The City Council of Wilmington, Delaware rejected a recommendation by the city pension commission to increase public employee pensions for the first time since 2006 on Thursday. The recommendation would have increased annual public employee pensions between $93 and $547 a year, a modest change but an unaffordable annual cost to the city of $200,000.
Chief among the concerns behind the vote was the reality that city pensions are already underfunded.
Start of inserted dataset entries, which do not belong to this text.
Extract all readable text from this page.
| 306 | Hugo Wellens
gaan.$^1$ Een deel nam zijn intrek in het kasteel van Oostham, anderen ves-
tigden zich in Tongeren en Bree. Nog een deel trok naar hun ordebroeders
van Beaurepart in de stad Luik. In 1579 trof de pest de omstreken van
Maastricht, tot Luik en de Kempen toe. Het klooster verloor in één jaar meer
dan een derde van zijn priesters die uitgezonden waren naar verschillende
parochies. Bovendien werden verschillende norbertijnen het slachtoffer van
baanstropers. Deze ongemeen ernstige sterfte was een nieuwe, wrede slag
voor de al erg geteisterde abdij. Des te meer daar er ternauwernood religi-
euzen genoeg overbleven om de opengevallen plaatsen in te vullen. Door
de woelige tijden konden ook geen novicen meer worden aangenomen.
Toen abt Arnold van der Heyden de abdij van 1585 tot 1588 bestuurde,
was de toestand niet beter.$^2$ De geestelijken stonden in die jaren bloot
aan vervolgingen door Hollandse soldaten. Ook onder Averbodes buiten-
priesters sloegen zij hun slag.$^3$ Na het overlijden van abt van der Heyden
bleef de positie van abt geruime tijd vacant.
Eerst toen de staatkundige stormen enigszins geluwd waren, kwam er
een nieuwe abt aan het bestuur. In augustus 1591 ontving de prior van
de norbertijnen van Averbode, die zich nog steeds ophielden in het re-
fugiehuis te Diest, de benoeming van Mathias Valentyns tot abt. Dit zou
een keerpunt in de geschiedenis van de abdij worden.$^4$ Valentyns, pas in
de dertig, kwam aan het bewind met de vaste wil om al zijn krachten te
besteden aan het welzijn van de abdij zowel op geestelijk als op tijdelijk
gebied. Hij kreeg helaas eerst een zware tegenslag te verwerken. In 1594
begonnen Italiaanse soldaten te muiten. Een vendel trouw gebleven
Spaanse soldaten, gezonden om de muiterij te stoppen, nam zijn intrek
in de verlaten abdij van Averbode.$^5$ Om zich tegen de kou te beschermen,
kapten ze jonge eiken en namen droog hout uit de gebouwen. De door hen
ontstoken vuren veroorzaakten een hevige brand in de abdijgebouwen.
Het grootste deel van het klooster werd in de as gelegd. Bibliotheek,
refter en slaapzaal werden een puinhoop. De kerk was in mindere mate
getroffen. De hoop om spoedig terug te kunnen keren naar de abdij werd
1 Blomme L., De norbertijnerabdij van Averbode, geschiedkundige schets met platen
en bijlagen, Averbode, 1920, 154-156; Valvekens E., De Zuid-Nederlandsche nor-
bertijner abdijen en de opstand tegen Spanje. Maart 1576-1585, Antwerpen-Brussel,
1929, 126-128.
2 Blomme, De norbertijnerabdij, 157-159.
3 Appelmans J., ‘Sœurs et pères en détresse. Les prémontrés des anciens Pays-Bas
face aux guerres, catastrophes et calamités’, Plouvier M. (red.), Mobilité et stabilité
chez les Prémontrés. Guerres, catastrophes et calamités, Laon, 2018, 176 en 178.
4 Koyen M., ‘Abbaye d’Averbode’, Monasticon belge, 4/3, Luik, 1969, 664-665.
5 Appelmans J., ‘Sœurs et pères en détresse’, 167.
Funding ratios for the largest plans, which use a 7.5% investment return assumption, range from 47.6 to 83.5%.
The city forecasts significant increases in spending on the five city pension programs.
According to the FY 2014 budget, approved in May:
- FY 2012: Wilmington spent $14.4 million out of a budget of $147.8 million (9.72% of the budget)
- FY 2013: Wilmington spent $14.7 million out of a budget of $145.7 million (10.1% of budget)
- FY 2014:Wilmington is budgeting $15.6 million out of a budget of $145.5 million (10.69% of budget)
- FY 2015: Wilmington projects it will spend $16.4 million out of a budget of $153 million (assuming 10% property tax increase; 10.7% of budget)
- FY 2016: Wilmington projects it will spend $17.2 million out of a budget of $155 million (11% of budget)
The city, well aware of the escalating costs of public employee pensions and the corresponding diversion of increasing amounts of tax dollars to fulfill pension obligations, by rejecting the pension commission’s recommendations has at least spared taxpayers from having even more of their tax dollars funneled away from city services.
The city has previously made adjustments to the city pension system–by passing responsibility to the state.
The city shifted pension management responsibility to the state for police and firefighter pensions hired after August 1991, and in 2011, closed the city’s pension program for new general employees. All employees hired after July 2011 have been enrolled in the state pension system. According to 2013 a Pew report on city pension systems, City Treasurer Henry Supinski expects the closing of the city plan to “reduce expenses and ease the city’s administrative burden.”
While this may alleviate some pressure from the city of Wilmington, the Delaware state pension system has problems of its own.
According to a recent report by State Budget Solutions, using a fair-market valuation of tying the Delaware pension system’s investment returns to the same rate as Treasury bonds, the Delaware pension system is only 48% funded. With liabilities of $16.3 billion and assets of $7.8 billion, Delaware’s state pension system has a per capita unfunded liability of $13,324.
Long-term budgets in Wilmington and Delaware are likely to be increasingly occupied by rising pension costs, as municipal and state governments across the country are similarly dealing with. Meanwhile, taxpayers may become increasingly aware that they are paying more taxes and getting fewer services for them.
The issue of pension reform may be unpopular with some special interest groups, but for the sake of taxpayers and systemic stability, it is an issue that needs to be addressed. Simply rejecting proposals to increase pension benefits across the board and passing responsibility to larger government systems may give the illusion of sustainability for a short time, but it may actually just delay the inevitable: reform or implosion.